COURTESY OF THE ARTIST AND MUSEO TAMAYO/PHOTO: NICK ASH
Portugal has tapped the Lisbon-born, Berlin-based artist Leonor Antunes for its pavilion at the 58th Venice Biennale, which will run from May 11 through November 24.
Antunes’s work tends to toward a strain of Post-Minimal sculpture and installation that is informed by histories of architecture and design as well as traditional crafts. What does she have planned for Venice, a place rich in all those things? Here’s a bit of the official announcement:
The exhibition’s point of departure is Antunes’s significant research into key figures in the cultural history of Venice, such as the architects and designers Carlo Scarpa, Franco Albini, and Franca Helg, as well as the legacies of the patronage of Savina Masieri and architecture of Egle Trincanato, who were both active in the city in the postwar period.

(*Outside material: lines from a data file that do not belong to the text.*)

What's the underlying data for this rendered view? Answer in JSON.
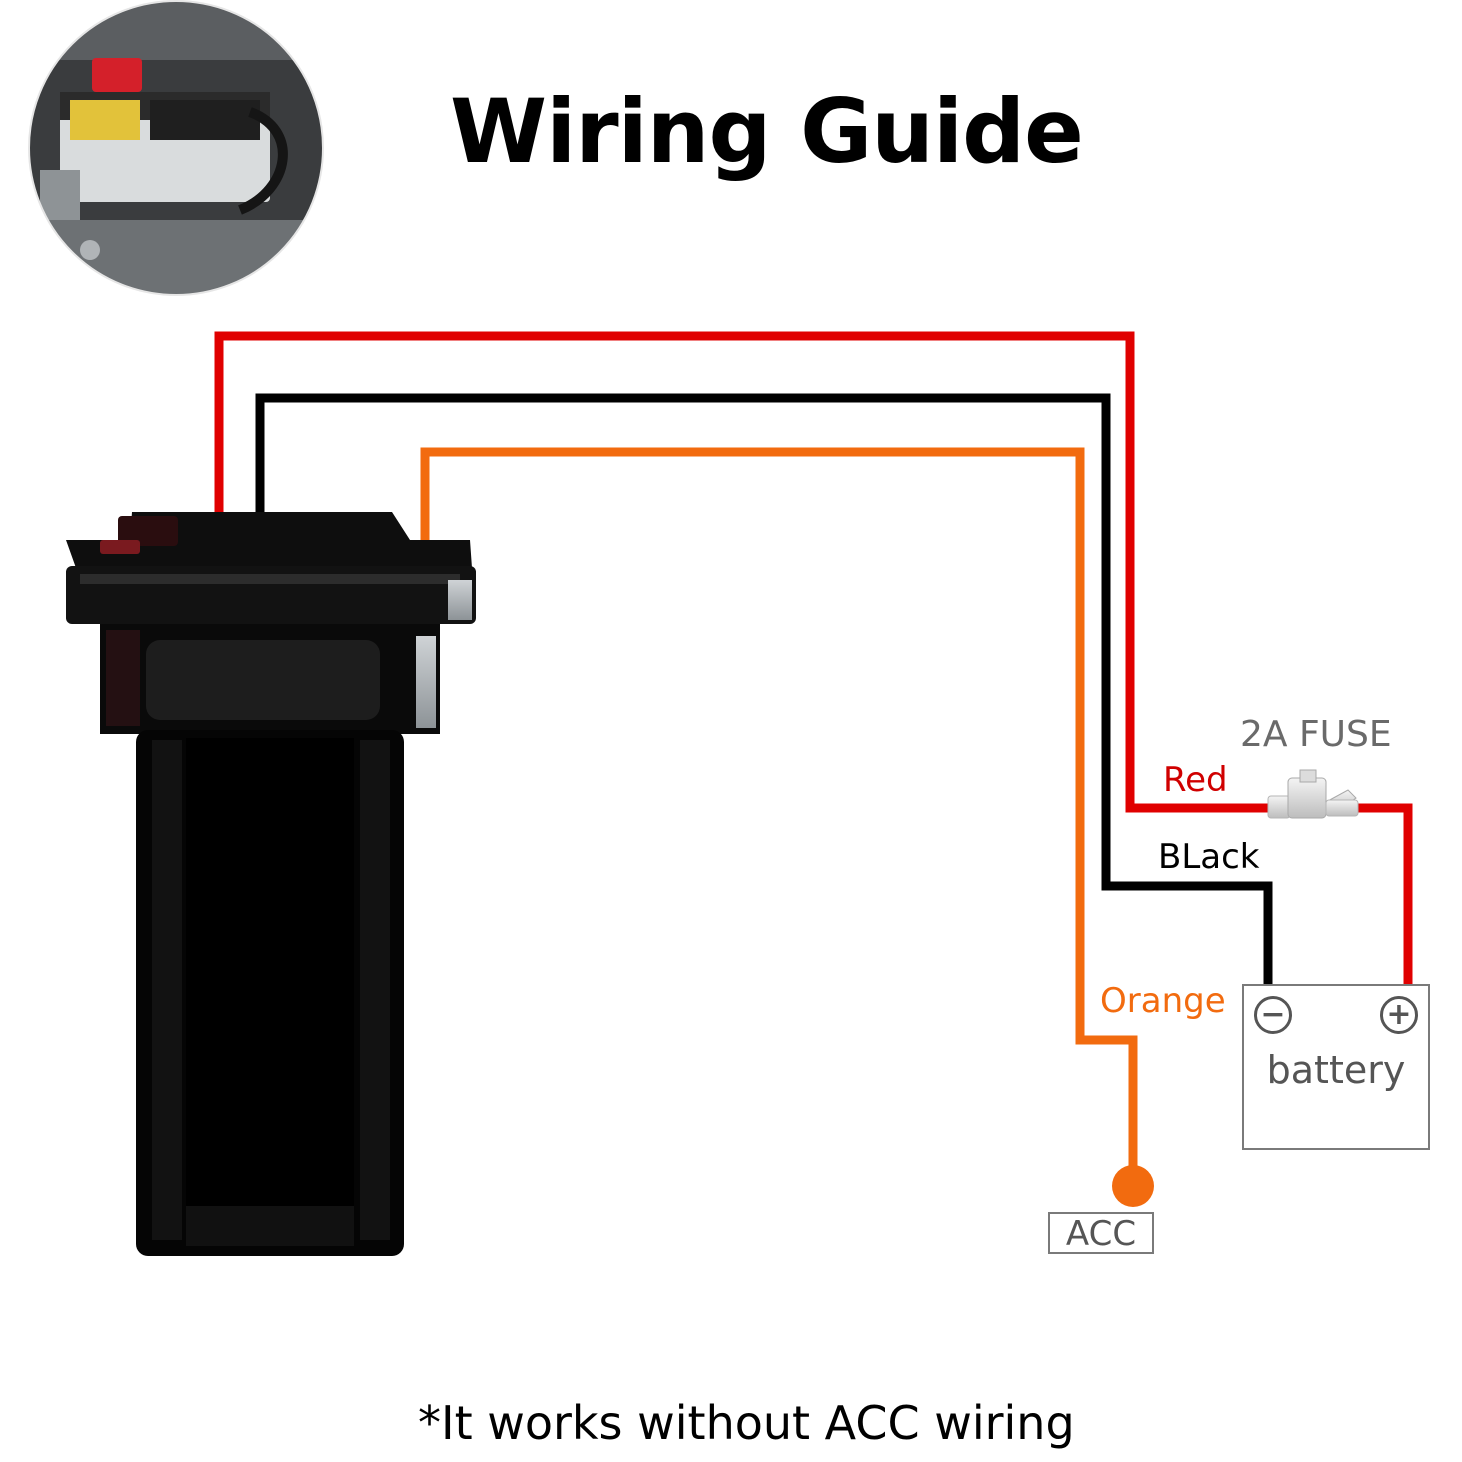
{
  "title": "Wiring Guide",
  "footnote": "*It works without ACC wiring",
  "wires": {
    "red": {
      "label": "Red",
      "color": "#e00000"
    },
    "black": {
      "label": "BLack",
      "color": "#000000"
    },
    "orange": {
      "label": "Orange",
      "color": "#f26b0f"
    }
  },
  "fuse": {
    "label": "2A FUSE"
  },
  "battery": {
    "label": "battery",
    "negative_symbol": "−",
    "positive_symbol": "+"
  },
  "acc": {
    "label": "ACC"
  },
  "icons": {
    "photo": "car-battery-photo-icon",
    "device": "gps-tracker-device-icon",
    "fuse": "blade-fuse-icon"
  }
}
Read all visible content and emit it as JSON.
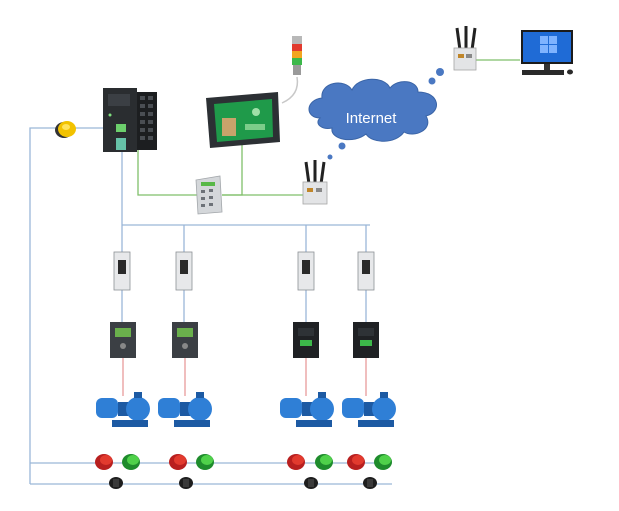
{
  "diagram": {
    "cloud_label": "Internet",
    "colors": {
      "bus_line": "#9ab6d8",
      "network_line": "#7fbf6a",
      "motor_line": "#e89a9a",
      "cloud_fill": "#4a78c2",
      "pump_blue": "#2f7fd6",
      "pump_dark": "#1d5aa3"
    },
    "components": [
      {
        "name": "plc-controller",
        "kind": "plc"
      },
      {
        "name": "hmi-panel",
        "kind": "hmi"
      },
      {
        "name": "signal-tower-light",
        "kind": "stack-light"
      },
      {
        "name": "ethernet-switch",
        "kind": "switch"
      },
      {
        "name": "local-4g-router",
        "kind": "router"
      },
      {
        "name": "remote-4g-router",
        "kind": "router"
      },
      {
        "name": "remote-workstation-pc",
        "kind": "computer"
      },
      {
        "name": "yellow-indicator-light",
        "kind": "pilot-light"
      }
    ],
    "pump_groups": [
      {
        "id": 1,
        "drive": "light"
      },
      {
        "id": 2,
        "drive": "light"
      },
      {
        "id": 3,
        "drive": "dark"
      },
      {
        "id": 4,
        "drive": "dark"
      }
    ]
  }
}
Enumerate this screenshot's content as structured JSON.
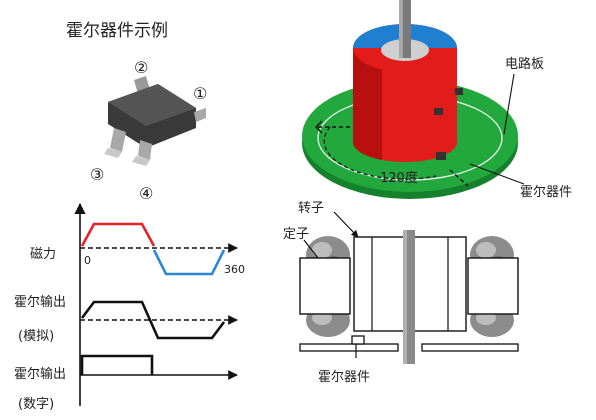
{
  "title": "霍尔器件示例",
  "package_pins": [
    "②",
    "①",
    "③",
    "④"
  ],
  "waveform": {
    "labels": {
      "magnetic": "磁力",
      "analog_line1": "霍尔输出",
      "analog_line2": "(模拟)",
      "digital_line1": "霍尔输出",
      "digital_line2": "(数字)"
    },
    "x_start": "0",
    "x_end": "360",
    "colors": {
      "north": "#e8202a",
      "south": "#2a86d6"
    }
  },
  "sensor_3d": {
    "pcb_label": "电路板",
    "angle_label": "120度",
    "hall_label": "霍尔器件",
    "colors": {
      "magnet_red": "#e21b1b",
      "magnet_blue": "#1f7fd0",
      "pcb_green": "#1fa33a"
    }
  },
  "cross_section": {
    "rotor_label": "转子",
    "stator_label": "定子",
    "hall_label": "霍尔器件"
  }
}
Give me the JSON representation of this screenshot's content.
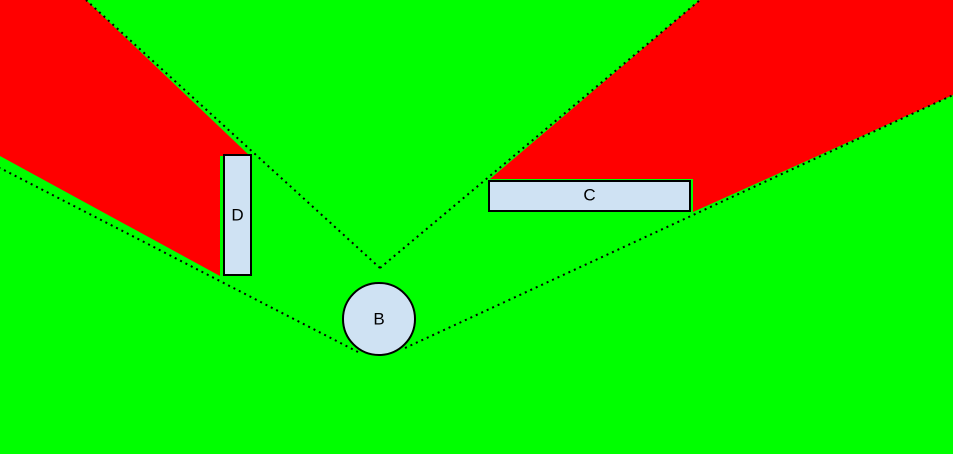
{
  "diagram": {
    "colors": {
      "background": "#00ff00",
      "shadow": "#ff0000",
      "object_fill": "#cfe2f3",
      "object_stroke": "#000000",
      "ray": "#000000"
    },
    "labels": {
      "circle": "B",
      "horizontal_box": "C",
      "vertical_box": "D"
    }
  }
}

João Ribas, who stepped down as director of the Serralves Museum of Contemporary Art in Porto last year, will serve as curator of the show, “Leonor Antunes: a seam, a surface, a hinge, or a knot,” which will be housed at the Palazzo Giustinian Lolin. The official commissioner is the Directorate-General for the Arts of Portugal’s Ministry of Culture.
Antunes will arrive in Venice fresh off a string of recent one-person shows, at the Pirelli HangarBicocca in Milan and Museo Tamayo in Mexico City (in 2018), the Whitechapel Gallery in London (2017), Tensta Konsthall in Stockholm (2017), and the San Francisco Museum of Modern Art (2016).